Leipzig mayor Burkhard Jung confirmed one person had died, adding: “We still don’t really know the motivation. We don’t know anything about the perpetrator.”
Leipzig fire service chief Axel Schuh said two people were also seriously injured and two others were “affected.”
Police said in a post on X that the car ploughed into people on Grimmaische street and then “fled the scene.”
But they later arrested the driver, adding that “there is currently no further danger from him.”
Saxony’s Minister President Michael Kretschmer said the suspect is a young man is a German citizen who has been described as “psychologically conspicuous,” and said the incident was a “suspected rampage attack.”
The state’s Interior Minister Armin Schuster confirmed at a press conference that the suspect is a 33-year-old German national who has been arrested and is believed to be a “lone perpetrator.”
Police deployed in large numbers along with firefighters, emergency medical personnel and two helicopters.
Leipzig is located southwest of Berlin and has more than 630,000 inhabitants, making it one of the biggest cities in eastern Germany.
Series of rammings
Since an attack in Berlin in December 2016, carried out by a Tunisian with jihadist motives who drove a truck into the crowd, killing 13 people, Germany has faced repeated ramming attacks.

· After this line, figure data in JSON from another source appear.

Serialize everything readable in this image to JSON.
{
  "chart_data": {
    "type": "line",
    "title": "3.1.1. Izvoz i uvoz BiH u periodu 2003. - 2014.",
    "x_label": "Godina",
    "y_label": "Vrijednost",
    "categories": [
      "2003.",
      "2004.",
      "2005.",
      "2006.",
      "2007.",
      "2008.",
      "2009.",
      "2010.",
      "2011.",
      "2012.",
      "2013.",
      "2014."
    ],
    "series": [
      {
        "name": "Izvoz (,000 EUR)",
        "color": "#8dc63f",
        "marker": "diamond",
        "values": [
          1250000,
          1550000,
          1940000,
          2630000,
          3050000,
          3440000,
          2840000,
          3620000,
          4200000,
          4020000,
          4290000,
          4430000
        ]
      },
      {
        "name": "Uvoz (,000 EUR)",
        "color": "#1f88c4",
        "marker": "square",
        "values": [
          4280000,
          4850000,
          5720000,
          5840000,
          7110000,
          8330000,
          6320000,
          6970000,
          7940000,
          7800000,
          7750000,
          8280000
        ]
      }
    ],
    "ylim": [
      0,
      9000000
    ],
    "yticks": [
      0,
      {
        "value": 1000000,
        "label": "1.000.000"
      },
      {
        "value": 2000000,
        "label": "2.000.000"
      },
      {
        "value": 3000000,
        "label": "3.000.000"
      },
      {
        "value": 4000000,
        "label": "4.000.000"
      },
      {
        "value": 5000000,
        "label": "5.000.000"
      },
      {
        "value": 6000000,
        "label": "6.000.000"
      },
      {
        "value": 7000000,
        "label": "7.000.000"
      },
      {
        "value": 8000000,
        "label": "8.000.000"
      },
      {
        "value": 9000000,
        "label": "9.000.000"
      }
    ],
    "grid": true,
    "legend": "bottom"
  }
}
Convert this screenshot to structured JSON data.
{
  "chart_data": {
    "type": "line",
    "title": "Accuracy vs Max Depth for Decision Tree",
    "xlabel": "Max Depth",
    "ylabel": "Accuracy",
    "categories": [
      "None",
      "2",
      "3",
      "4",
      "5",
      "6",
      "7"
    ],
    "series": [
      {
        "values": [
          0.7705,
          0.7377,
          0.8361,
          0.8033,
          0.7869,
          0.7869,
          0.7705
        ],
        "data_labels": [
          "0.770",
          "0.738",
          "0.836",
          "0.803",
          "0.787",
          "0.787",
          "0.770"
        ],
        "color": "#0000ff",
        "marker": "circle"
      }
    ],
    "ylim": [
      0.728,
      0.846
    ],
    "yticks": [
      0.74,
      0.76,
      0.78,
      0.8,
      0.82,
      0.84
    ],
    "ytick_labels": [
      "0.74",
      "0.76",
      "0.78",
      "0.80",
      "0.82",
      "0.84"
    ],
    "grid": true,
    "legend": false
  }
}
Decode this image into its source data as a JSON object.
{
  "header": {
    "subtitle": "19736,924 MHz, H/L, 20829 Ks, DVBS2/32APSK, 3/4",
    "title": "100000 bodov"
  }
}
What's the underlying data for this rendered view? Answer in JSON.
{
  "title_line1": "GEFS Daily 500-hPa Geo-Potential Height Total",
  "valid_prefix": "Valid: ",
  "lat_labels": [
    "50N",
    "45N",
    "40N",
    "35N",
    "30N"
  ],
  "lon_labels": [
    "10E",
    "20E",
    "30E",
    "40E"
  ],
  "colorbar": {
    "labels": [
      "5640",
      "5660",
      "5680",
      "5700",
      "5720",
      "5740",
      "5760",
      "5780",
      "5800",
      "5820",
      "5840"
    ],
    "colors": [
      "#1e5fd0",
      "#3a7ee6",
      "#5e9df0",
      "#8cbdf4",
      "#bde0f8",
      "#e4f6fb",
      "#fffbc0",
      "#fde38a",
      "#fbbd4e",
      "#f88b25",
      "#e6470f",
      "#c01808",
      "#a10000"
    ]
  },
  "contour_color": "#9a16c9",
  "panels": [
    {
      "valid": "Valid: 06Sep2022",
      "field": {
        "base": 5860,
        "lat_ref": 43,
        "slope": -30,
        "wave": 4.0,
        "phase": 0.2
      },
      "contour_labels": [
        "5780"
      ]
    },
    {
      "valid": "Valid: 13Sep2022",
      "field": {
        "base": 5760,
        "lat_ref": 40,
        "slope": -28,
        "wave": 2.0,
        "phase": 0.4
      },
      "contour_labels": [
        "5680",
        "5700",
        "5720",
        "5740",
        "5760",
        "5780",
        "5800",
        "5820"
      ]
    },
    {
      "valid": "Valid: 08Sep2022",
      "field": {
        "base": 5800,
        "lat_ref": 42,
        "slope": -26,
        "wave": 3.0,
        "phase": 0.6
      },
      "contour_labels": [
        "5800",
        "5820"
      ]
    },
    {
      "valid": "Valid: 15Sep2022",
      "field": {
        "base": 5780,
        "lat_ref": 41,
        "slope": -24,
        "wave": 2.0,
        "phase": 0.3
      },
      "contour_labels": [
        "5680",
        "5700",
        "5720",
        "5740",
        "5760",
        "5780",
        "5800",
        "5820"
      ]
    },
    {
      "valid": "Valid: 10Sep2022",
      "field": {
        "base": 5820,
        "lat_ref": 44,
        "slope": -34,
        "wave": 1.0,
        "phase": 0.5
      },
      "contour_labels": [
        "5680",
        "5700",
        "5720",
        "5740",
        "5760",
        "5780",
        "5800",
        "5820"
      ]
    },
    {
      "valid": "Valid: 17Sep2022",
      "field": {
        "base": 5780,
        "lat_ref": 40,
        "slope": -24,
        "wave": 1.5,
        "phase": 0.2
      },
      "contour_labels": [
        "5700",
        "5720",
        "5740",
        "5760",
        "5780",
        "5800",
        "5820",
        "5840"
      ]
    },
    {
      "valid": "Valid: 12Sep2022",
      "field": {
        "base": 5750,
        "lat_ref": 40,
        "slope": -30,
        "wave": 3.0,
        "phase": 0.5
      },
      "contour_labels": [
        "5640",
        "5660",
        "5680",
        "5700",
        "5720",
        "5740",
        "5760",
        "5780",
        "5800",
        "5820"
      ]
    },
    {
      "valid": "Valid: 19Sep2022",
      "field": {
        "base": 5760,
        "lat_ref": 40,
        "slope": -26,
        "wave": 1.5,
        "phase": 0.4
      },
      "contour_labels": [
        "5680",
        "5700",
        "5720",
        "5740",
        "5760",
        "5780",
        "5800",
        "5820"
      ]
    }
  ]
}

In 2024, a Christmas market in Magdeburg was targeted by a Saudi man with Islamophobic views, who drove a car into the crowd, killing six people and injuring more than 300.
In February 2025, a mother and her daughter were killed and around 30 people injured by the Afghan driver of a vehicle that rammed into a march in Munich.
The attacks came as sensitivities have grown in parts of German society over immigrants, following a large migrant influx in 2015.
Immigration and security have risen up the political agenda in German political debate, helping fuel the rise of the far-right party Alternative for Germany (AfD).